If your dog already experiences extreme anxiety in response to fireworks, it may be worth visiting the vet in advance, and enquiring about possible anti-anxiety medication or sedatives that can be administered temporarily, to help them settle. There are also natural calming supplements and/or diffuses that can help to calm your dog, which can be purchased from pet stores and online. These can be really effective for some dogs; however, it should be noted that they don’t work for everyone, therefore medication may be preferable in some cases.

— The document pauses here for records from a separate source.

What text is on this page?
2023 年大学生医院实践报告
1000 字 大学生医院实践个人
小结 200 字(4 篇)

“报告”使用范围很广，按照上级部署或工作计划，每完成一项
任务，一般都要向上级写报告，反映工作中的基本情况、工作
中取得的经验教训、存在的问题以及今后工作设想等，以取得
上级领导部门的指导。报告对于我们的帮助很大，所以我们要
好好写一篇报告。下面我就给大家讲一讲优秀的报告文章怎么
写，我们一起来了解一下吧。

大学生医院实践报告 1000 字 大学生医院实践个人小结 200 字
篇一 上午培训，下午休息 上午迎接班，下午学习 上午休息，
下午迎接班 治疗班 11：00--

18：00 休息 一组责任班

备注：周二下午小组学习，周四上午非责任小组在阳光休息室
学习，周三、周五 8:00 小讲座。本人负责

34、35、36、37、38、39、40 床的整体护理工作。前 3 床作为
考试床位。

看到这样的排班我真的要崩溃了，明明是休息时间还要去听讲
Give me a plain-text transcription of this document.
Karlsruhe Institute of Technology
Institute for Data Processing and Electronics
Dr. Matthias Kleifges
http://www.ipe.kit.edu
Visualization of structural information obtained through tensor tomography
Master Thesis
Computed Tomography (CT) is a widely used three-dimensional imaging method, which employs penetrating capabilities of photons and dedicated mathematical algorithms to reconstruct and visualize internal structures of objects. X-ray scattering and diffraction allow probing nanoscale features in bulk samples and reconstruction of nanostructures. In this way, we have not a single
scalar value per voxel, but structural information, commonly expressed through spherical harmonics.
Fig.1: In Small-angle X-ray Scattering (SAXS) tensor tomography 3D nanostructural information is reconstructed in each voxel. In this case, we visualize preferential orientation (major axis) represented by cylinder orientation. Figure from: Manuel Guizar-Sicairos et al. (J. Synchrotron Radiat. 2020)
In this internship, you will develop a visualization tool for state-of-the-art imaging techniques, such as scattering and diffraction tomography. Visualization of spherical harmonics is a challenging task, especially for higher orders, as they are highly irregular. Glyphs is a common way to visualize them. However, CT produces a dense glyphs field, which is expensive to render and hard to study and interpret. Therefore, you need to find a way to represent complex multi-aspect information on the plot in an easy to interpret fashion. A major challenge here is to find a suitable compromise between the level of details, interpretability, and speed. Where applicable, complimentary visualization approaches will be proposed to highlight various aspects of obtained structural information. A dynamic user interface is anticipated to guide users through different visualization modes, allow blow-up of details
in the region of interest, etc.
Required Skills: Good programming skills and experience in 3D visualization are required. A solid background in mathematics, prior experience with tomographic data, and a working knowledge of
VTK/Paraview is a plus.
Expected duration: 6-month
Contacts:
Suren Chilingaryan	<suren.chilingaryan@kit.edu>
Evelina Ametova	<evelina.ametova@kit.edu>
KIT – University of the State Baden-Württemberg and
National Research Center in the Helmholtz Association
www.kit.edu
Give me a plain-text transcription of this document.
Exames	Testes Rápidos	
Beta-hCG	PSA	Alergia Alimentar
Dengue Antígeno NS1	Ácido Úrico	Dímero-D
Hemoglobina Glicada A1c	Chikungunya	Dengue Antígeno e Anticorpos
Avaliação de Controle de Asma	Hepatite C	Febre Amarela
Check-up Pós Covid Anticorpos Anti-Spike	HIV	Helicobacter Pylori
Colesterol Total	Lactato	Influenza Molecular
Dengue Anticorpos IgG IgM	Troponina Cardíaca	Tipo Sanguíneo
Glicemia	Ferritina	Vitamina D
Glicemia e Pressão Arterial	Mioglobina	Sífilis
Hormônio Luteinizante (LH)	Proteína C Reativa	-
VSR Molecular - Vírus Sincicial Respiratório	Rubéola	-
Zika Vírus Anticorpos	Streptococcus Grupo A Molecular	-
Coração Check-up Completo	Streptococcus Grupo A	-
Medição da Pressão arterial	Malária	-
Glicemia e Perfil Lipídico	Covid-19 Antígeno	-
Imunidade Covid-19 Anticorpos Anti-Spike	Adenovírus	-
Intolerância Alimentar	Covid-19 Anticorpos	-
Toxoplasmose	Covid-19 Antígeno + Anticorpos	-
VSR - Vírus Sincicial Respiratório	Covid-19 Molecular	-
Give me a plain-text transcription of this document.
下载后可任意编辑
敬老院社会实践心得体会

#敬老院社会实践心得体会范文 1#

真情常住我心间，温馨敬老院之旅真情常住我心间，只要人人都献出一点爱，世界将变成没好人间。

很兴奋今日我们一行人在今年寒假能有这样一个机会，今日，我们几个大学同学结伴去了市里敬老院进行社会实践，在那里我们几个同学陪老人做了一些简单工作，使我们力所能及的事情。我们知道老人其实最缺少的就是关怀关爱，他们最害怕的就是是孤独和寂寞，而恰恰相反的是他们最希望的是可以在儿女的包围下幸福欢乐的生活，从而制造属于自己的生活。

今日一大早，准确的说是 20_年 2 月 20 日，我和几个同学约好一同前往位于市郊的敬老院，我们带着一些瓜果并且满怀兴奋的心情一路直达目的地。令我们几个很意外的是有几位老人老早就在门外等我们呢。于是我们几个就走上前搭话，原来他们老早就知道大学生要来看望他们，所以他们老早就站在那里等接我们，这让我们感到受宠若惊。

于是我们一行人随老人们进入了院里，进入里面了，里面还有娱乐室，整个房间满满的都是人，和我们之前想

Many find thunder shirts really calming for their dogs. These are jackets that produce gentle compression, which triggers the calmness experienced when being held or fussed, however, these aren’t suitable for all dogs. Like anything, finding the right treatment can be trial and error and you may need to use a combination of treatments and management to adequately reduce your dog’s anxiety.

Educate Others

The unpredictability of fireworks is what makes them so scary for dogs and it makes it much more difficult for guardians to prepare for, when they have no idea when fireworks will be used. Therefore, it is recommended to speak to your neighbours politely and determine if they are planning on having fireworks and when. It is also beneficial to educate friends, family and ones in your community about silent fireworks and ask if they would be happy to use them instead. Many supermarkets are now selling these, thanks to the increased awareness, so they are easy to purchase. At the very least, your neighbours can give you fair warning when they are setting fireworks off, so you and your dog can be prepared.  

Remain Calm 

Dogs are very adept at reading our emotions and they can sense any tension or stress. So any stress we feel could make their anxiety worse, therefore, it’s important to remain as calm and positive as possible. It is easy to become annoyed with others when the holiday is stretched for weeks on end but feeling annoyed can also trigger your dog to feel stressed. Instead, try to busy yourself with a relaxing activity to keep yourself calm for your dog’s sake.

Comfort Your Dog

It used to be thought that comforting your dog when they are scared reinforces fearful behaviour, however, I am happy to tell you that this theory has been thrown out.

Only behaviour can be reinforced, not emotions, therefore giving your dog comfort and affection when they are afraid won’t make their anxiety worse. Think about it. When you are feeling worried about something and someone close to you puts their arms around you and tells you everything is going to be ok, do you feel better or are you more anxious? Would that comfort make you feel even more anxious in the future? Of course not. So please comfort your dogs and it will go a long way in making them feel calmer and safer. Also, please never punish your dog for being anxious, even if it causes excessive barking or behaviour we perceive as inconvenient. Similarly to phobias in humans, dogs can’t choose what they are afraid of, so they need our understanding and empathy.

So although this is a difficult holiday for so many dog guardians, there are many ways we can prepare our anxious dogs and get them through the next few weeks with as little anxiety as possible. Hopefully, one day, all retailers will only sell silent fireworks and firework phobias will be a thing of the past. Wouldn’t that be amazing?